Wednesday, October 26, 2011

yarn & books (& repeat)




Two great things that have come from spending lots of time sitting on my butt and nursing are a reintroduction to knitting and reading for fun.  Pure fun, people.  I have spent most of my book-time in the last 6 years reading for learning.  Which is great, and I still do lots of that.  But, boy oh boy have I enjoyed the novels, the memoirs, the research just for the heck of it that I've allowed myself to do in the past 5 months.  

The knitting is of a more practical nature.  My initial thought was wool hats for the whole family (minus Stevie :) ) by winter time.  So, I started with the Sly baby, working on the Umbilical Cord Hat from Stitch'N'Bitch.  I made it once ... too small.  Passed it on to a newly born baby girl.  Changed up the pattern to fit my boys big noggin, and right as I came to attaching the I-cord, or "umbilical cord"tassle, I popped it on his head to see how it looks, and well, I just don't like it.  Even with the increase to the pattern, it still doesn't cover his ears and it slides up after wearing it a while.  I should have gone even bigger but ... I didn't.  I've decided I'm just going to unravel it and put the whole hat on hold for now.  He's got a precious Peruvian chucho which works great anyways.  Moving on, I cast on last night for a bright purple soaker instead.  Papa Bear wasn't thrilled with the purple yarn for his little boy, but I think he's gonna look like a rock star with this on, some shooting star legwarmers, and that awesome dinosaur hat of his!

Back to the books:  I flew through Inconsolable, as you may know from my last post.  When I started reading this book, Papa Bear referred to it as my "depressing book".  The premise is after all a woman's tale of suffering with Postpartum Depression and a colicky, refluxy baby.  But I'm telling you this book is hilarious at times.  And more importantly, it is real.  Allow me to offer just one more passage from it (I know I offered a few in the last post) about the pitfalls of one's expectations for motherhood:
Maybe I was stuck in some kind of hipness trap (which is funny, because I'm about as hip as a Kansas city reference librarian), that there are other kinds of pitfalls.  My body will go back exactly the way it was.  Of course we'll still have sex when we're parents!  My kid will not wear something like that.I'm not going to carry a bag with bunnies on it, unless a bunny is the new Gucci logo.  I'm still going out to shows.  We are not watching Barney in this house.  
But the truth is you will become the parent you are, and who knows what that is?  Perhaps you will do inconceivably dorky things.  Perhaps you will begin wearing puce polyvinyl pants instead of tasteful seperates from Petite Sophisticate because they are more vomit-repellant.  Perhaps you will out grow your DIY Tank Girl tee shirts when you milk comes in, and you will wear periwinkle cotton nursing sweaters because your next-door neighbor gives them to you and they're comfortable and free of charge.  Perhaps you will set aside your cherished avocations (transexual fetish photography, herotica, competitive checkers); perhaps you will discover new ones.  Perhaps you will become a single parent if you are partnered; perhaps you will become partnered, suburban and domestic after all if you are single.  Perhaps your great-aunt will break her hip and come live with you, displacing your life partner's klezmer bandmates who've been crashing in your guest room, and you will turn around twice and find yourself the very model of unpaid domestic caregiving, and you will scream and cry and go to bed at seven every night from sheer exhaustion.
Who gives a fuck?  You'll do what you can.  

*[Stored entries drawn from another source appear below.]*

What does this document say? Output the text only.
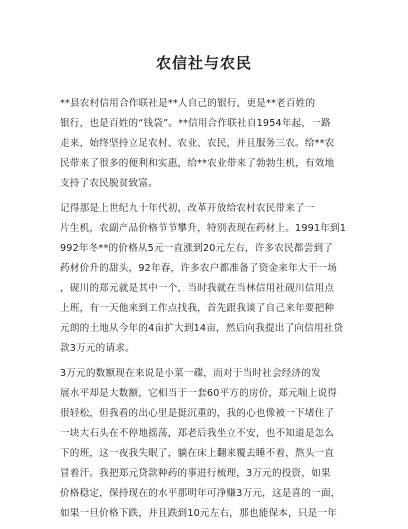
农信社与农民
**县农村信用合作联社是**人自己的银行，更是**老百姓的
银行，也是百姓的“钱袋”。**信用合作联社自1954年起，一路
走来，始终坚持立足农村、农业、农民，并且服务三农。给**农
民带来了很多的便利和实惠，给**农业带来了勃勃生机，有效地
支持了农民脱贫致富。
记得那是上世纪九十年代初，改革开放给农村农民带来了一
片生机，农副产品价格节节攀升，特别表现在药材上。1991年到1
992年冬**的价格从5元一直涨到20元左右，许多农民都尝到了
药材价升的甜头，92年春，许多农户都准备了资金来年大干一场
，砚川的郑元就是其中一个，当时我就在当林信用社砚川信用点
上班，有一天他来到工作点找我，首先跟我谈了自己来年要把种
元朗的土地从今年的4亩扩大到14亩，然后向我提出了向信用社贷
款3万元的请求。
3万元的数额现在来说是小菜一碟，而对于当时社会经济的发
展水平却是大数额，它相当于一套60平方的房价，郑元喘上说得
很轻松，但我看的出心里是挺沉重的，我的心也像被一下堵住了
一块大石头在不停地摇荡，郑老后我坐立不安，也不知道是怎么
下的班，这一夜我失眠了，躺在床上翻来覆去睡不着，熬头一直
冒着汗。我把郑元贷款种药的事进行梳理，3万元的投资，如果
价格稳定，保持现在的水平那明年可净赚3万元，这是喜的一面，
如果一旦价格下跌，并且跌到10元左右，那也能保本，只是一年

As I totally recommend this book, I should also share Ingman's own advice that this is not a book for pregnant first-time-moms with no history of depression or mental illness (read it after baby arrives), and also not for those bothered by the occasional drop of the F-bomb.  I really liked it though, and think it a wise read for any mother-baby care provider (or wannabes, like myself) and I can only imagine that it would have struck me as even more poignant if I had suffered with PPD.

I have now started reading Committed, by Elizabeth Gilbert and am lovin' it so far.  I put this book off for a while after all the hype of Eat, Pray, Love becoming a movie and staring Julie Roberts, and during that time I forgot how much Elizabeth Gilbert's own voice resonates with my heart.  I, too, am a skeptic of the institution of marriage ("Marriage is a friendship recognized by the police" says Robert Louis Stevenson), but I am a huge fan of intimate, romantic, life long partnership.  This book is Gilbert's exploration of matrimony as she prepares for her own, government forced, marriage.  

I'm linking up, a little late, with Ginny at Small Things for Yarn Along.  If you want some knitting inspiration, check out all the other lovely folks sharing their hand knits on her page today!

1 comment:

  1. Committed is on my reading list. I enjoyed Eat, Pray, Love and I'm really interested to see where the story went.